Fig 5.. GPR65 contributes to accelerated tumor growth under conditions of obesity.

(A) GPR65 protein expression on sorted TAMs from MC38 tumors of CD- and HFD-fed mice was determined by ELISA. Tumors were harvested 21 days post-tumor implantation. (B-C) Human GPR65 RNA expression in the tumors of non-obese and obese CRC and HCC patients. (D) MC38 tumor growth curves in CD- and HFD-fed Gpr65^+/+ and Gpr65^−/− mice (n=4 (CD-Gpr65^+/+); n=8 (CD-Gpr65^−/−); n=8 (HFD-Gpr65^+/+); n=10 (HFD-Gpr65^−/−)). (E) MHCII expression on MC38 TAMs from CD- and HFD-fed Gpr65^+/+ and Gpr65^−/− mice 21 days post-tumor implantation. (F) TNF-α secretion by MC38 TAMs from CD- and HFD-fed Gpr65^+/+ and Gpr65^−/− mice 21 days post-tumor implantation (right). Representative flow plots in each group (left). (G) Experimental design depicting the strategy for inducing spontaneous HCC. (H) Liver weights in HFD-fed Gpr65^+/+ and Gpr65^−/− mice were determined 17–20 days after induction of spontaneous HCC. (I) MHCII expression on hepatic macrophages from HFD-fed Gpr65^+/+ and Gpr65^−/− mice as determined by flow cytometry. (J) TNF-α secretion by hepatic macrophages from HFD-fed Gpr65^+/+ and Gpr65^−/− mice (right). Representative flow plots in each group (left). A two-tailed t-test was performed for panels A-C and H-J. A two-way ANOVA was performed for panels D-F (multiple comparisons were corrected for by controlling the false discovery rate). * is p less than or equal to 0.05, ** is p less than 0.01, *** is p less than 0.001, **** is p less than 0.0001. Data are representative of at least two independent experiments.
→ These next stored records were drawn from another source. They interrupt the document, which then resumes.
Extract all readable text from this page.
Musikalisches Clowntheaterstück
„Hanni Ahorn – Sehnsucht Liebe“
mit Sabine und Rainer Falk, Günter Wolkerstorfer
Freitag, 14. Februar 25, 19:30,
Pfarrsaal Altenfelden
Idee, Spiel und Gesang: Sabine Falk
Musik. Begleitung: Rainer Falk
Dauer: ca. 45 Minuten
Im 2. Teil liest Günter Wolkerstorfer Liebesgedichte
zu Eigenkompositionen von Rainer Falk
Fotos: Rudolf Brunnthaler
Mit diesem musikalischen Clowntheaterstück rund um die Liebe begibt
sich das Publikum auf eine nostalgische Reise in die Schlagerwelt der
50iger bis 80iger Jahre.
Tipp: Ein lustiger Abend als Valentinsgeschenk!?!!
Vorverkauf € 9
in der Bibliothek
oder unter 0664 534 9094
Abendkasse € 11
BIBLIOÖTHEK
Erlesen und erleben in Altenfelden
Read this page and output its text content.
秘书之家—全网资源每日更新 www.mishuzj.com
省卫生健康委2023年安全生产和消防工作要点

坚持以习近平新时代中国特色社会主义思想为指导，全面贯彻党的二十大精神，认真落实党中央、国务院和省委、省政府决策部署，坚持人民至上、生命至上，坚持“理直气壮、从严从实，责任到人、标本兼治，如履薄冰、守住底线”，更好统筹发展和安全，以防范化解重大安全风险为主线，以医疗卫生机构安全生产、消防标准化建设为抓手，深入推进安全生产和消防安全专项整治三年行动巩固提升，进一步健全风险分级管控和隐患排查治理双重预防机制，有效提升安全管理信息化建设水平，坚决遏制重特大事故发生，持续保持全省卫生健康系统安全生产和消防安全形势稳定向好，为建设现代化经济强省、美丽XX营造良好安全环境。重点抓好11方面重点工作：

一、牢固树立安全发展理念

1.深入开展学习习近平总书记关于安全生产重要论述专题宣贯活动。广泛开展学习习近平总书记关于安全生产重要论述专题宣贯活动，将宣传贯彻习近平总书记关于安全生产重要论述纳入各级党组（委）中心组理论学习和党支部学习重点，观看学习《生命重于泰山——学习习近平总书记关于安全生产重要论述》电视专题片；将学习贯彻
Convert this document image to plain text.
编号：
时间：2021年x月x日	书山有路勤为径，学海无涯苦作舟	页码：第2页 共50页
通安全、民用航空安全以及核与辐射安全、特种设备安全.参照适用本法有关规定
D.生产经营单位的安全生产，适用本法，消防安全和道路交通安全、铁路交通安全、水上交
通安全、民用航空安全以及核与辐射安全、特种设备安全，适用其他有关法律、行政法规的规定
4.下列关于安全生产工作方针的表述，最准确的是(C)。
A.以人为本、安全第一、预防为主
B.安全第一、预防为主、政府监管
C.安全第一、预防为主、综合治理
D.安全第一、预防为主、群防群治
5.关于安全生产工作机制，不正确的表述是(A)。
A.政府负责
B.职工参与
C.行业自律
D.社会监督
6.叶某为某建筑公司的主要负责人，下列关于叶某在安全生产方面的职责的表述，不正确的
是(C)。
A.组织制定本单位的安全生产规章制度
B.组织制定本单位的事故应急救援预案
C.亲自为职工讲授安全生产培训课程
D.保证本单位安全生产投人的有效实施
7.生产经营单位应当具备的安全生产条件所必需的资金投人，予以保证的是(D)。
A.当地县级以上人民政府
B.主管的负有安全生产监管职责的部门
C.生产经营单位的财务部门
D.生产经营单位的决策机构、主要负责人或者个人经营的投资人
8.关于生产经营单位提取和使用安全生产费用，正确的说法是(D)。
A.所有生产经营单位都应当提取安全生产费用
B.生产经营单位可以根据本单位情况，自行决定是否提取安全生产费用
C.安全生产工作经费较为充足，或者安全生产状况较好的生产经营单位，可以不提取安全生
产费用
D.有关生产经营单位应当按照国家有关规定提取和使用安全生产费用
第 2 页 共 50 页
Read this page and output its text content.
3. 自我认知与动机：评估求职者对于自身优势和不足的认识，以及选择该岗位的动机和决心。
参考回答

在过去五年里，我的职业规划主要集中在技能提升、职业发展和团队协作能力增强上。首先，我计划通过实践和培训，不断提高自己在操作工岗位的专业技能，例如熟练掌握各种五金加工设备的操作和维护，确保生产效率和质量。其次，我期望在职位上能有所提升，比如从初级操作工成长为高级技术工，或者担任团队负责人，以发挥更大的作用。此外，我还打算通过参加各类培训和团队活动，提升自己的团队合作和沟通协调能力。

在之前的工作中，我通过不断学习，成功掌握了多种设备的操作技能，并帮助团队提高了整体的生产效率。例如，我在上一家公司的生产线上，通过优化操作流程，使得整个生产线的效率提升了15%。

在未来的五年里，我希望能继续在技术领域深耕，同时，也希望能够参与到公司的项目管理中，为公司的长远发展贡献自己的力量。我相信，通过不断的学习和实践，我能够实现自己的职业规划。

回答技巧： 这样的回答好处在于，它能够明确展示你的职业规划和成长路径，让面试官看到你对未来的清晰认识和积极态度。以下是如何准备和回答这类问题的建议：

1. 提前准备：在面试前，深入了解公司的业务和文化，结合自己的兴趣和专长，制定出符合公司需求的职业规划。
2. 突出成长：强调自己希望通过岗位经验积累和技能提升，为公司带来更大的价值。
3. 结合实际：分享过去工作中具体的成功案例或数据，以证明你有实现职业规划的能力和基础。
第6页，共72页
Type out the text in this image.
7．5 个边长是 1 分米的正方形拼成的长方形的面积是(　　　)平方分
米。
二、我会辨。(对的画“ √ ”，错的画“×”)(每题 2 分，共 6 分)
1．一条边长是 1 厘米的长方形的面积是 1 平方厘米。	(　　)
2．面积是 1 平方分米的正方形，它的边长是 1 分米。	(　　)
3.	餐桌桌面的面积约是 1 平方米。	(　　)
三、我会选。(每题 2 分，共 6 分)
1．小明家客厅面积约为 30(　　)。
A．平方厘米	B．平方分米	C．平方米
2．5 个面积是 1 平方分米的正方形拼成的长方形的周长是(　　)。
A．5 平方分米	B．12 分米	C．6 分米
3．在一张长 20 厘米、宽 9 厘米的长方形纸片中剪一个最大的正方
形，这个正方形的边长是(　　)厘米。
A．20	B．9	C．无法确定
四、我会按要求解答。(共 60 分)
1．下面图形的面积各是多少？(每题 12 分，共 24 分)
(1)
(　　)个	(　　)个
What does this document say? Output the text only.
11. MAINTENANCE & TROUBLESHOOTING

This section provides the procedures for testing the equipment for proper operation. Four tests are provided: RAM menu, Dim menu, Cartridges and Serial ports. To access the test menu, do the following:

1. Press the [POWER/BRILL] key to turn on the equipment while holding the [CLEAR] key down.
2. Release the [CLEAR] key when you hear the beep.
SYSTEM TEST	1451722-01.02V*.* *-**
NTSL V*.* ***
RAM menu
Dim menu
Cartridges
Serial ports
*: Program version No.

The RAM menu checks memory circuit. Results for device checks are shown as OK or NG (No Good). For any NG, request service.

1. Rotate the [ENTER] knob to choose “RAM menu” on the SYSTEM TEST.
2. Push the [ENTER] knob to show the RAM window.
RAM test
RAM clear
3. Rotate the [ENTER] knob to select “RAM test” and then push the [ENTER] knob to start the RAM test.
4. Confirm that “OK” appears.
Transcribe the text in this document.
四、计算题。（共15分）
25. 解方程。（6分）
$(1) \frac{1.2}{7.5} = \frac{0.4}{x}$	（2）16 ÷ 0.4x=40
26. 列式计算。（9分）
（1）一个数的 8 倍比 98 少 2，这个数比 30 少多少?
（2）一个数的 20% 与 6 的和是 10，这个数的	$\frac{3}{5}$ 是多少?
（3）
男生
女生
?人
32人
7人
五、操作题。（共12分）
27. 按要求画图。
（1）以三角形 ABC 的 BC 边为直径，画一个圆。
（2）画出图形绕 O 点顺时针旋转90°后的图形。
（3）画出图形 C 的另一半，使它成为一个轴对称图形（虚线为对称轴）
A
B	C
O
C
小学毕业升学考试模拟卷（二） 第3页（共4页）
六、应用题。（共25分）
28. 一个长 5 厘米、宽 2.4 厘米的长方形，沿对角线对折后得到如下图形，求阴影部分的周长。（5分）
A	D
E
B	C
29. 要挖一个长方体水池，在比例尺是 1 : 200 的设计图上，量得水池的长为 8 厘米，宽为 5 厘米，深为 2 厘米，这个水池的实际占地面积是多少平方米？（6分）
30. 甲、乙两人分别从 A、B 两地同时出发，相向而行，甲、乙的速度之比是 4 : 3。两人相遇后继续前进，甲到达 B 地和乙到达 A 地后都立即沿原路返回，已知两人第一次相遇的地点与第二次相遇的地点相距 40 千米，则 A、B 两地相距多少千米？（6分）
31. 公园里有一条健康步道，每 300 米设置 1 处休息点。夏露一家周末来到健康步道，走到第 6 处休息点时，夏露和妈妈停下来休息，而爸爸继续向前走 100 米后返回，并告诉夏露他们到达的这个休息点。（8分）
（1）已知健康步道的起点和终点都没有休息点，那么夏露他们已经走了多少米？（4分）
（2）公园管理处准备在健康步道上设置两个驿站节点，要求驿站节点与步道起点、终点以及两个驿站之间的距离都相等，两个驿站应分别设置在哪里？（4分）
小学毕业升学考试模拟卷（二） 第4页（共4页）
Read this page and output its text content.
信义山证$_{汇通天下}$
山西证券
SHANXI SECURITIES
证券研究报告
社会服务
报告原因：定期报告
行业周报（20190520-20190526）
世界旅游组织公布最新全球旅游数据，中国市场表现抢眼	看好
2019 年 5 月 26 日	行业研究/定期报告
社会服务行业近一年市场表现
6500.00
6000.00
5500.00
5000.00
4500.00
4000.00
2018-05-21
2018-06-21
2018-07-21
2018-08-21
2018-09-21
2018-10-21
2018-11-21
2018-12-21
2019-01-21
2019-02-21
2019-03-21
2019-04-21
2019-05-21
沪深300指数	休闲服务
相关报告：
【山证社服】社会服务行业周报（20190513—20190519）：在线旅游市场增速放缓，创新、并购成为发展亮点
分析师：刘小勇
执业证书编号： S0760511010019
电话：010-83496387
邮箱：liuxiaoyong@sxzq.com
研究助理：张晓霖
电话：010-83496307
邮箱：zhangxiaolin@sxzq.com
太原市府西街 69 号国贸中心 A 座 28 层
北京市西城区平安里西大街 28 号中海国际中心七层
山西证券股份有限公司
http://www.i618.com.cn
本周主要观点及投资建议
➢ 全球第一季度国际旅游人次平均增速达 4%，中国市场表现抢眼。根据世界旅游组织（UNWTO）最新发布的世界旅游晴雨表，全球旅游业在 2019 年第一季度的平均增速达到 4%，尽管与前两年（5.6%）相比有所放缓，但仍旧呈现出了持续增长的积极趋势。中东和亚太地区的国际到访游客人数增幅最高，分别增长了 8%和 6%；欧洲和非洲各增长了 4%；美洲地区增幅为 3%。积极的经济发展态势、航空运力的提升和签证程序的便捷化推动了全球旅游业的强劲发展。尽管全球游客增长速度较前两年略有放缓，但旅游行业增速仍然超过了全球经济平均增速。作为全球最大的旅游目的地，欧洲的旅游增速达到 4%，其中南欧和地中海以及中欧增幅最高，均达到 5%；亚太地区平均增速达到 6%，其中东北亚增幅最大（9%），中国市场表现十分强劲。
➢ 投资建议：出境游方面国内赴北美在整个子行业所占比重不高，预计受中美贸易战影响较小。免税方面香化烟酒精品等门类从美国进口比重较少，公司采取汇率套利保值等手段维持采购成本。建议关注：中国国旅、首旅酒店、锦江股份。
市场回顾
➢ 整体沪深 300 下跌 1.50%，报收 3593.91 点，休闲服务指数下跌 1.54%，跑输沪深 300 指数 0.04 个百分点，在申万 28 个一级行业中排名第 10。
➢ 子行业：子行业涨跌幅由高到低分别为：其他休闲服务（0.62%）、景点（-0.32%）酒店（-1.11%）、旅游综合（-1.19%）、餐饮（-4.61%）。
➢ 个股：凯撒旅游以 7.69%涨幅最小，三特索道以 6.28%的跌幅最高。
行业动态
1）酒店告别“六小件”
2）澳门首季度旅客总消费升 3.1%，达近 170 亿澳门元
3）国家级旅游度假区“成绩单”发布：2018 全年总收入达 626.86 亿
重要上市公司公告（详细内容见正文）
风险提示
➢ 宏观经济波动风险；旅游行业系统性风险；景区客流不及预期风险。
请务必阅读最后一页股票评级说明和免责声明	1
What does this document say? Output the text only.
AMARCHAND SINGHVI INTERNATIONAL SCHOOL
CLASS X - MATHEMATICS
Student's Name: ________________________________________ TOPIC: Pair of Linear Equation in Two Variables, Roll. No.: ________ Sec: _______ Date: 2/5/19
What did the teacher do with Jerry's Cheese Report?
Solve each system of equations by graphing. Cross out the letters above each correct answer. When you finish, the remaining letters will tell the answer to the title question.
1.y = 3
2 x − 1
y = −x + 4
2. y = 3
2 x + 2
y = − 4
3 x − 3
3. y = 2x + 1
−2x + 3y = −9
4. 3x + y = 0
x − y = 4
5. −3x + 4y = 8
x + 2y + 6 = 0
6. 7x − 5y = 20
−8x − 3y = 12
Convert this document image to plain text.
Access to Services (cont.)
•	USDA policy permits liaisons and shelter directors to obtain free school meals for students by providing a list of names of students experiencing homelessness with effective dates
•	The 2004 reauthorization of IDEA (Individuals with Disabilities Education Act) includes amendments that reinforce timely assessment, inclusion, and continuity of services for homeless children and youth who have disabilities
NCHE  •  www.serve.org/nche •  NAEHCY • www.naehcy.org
Fig 6.. GPR65 on TAMs is sufficient to drive accelerated tumor growth under conditions of obesity.

(A) Experimental setup to decipher the role of GPR65 expression on macrophages in anti-tumor immunity. Mice were euthanized 25 days post-tumor implantation. (B) Number of CD45.1⁺ MC38 TAMs in HFD-fed Ccr2^−/− CD45.2⁺ mice. (C) MC38 tumor weights in HFD-fed Ccr2^−/− CD45.2⁺ mice that either received Gpr65^+/+ or Gpr65^−/− macrophages. (D) TNF-α secretion by CD45.1⁺ MC38 TAMs in HFD-fed Ccr2^−/− mice as determined by flow cytometry (right). Representative flow plots are depicted on the left. A two-tailed t-test was performed for all panels. * is p less than or equal to 0.05, ** is p less than 0.01, *** is p less than 0.001, **** is p less than 0.0001. Data are representative of at least two independent experiments.